Hi.
I have profiled a nn.linear(1408, 1408) layer in nsight compute.
(input shape: (256, 6, 1408), output shape: (256, 6, 1408))
I used fp32 for the first profiling and it gave 73.32% of SM throughput and 63.44% of FMA pipe utilization(which seems well utilizing the compute units…).
But when I used tf32 for the same kernel(added torch.backends.cuda.matmul.allow_tf32 = True and
torch.backends.cudnn.allow_tf32 = True), SM throughput goes down to 48.22%. Also, tensor core utilization in Compute Workload Analysis saids tensor pipe utilization is only 48.34%.  And the gpu__time_duration.sum is reduced by 35.51%.

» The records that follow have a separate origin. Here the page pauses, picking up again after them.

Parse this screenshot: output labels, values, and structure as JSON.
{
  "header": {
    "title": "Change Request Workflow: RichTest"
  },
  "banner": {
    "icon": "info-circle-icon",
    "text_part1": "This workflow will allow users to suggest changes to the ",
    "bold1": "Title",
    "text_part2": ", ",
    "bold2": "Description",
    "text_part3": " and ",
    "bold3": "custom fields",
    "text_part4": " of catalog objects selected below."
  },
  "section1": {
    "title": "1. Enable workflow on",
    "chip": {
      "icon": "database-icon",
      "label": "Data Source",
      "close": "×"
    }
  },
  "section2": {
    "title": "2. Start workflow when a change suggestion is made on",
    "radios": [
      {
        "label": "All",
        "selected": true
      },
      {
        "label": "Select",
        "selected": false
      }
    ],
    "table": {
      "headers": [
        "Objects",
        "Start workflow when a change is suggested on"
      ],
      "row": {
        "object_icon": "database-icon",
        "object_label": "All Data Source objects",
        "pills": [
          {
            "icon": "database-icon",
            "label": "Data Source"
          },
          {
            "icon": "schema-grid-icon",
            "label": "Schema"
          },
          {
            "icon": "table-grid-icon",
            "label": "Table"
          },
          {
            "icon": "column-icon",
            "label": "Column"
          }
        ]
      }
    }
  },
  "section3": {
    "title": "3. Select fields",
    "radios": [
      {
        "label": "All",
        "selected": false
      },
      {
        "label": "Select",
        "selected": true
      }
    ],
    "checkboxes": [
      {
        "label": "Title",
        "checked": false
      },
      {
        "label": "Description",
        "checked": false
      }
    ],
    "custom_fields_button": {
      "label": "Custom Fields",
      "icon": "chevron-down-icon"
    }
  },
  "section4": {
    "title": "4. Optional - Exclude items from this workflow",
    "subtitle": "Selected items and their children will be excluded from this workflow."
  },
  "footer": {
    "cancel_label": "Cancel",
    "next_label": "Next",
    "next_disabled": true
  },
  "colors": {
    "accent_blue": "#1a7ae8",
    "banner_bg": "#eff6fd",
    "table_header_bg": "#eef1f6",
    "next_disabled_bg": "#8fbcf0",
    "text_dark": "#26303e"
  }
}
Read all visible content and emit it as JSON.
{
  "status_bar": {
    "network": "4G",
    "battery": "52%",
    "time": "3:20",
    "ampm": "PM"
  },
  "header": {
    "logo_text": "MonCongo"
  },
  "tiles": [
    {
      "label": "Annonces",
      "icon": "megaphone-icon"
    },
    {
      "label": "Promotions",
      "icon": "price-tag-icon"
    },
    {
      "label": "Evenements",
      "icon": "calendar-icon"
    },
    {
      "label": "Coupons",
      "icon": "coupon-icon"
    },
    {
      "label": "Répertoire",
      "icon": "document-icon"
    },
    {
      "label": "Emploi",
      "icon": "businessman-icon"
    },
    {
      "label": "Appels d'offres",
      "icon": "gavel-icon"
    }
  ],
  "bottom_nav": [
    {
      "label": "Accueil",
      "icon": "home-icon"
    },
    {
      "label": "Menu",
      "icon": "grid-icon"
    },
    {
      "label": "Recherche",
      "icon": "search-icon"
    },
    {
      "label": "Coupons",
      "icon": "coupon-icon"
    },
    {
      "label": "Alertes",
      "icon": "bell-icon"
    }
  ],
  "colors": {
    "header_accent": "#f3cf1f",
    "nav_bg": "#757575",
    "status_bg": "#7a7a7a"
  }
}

I know that the SM throughput and pipe utilization can go up with increasing batch size, but the tensor pipe utilization does not go up over 50%.
I cannot understand why this is happening.
- Why is the tensor pipe utilization for tf32 so low?
- Why does the tensor pipe utilization not go up with higher batch sizes?
 (similar things happened even if i used (nn.linear(1152, 1152), input shape: (64, 16, 1152), output shape: (64, 16, 1152))
I attached screenshots of ncu-rep for both tf32 and fp32. (blue bar is tf32, and green bar is fp32). I would very appreciate if I can get any insights for this.
tf32 vs fp32.pdf (2.1 MB)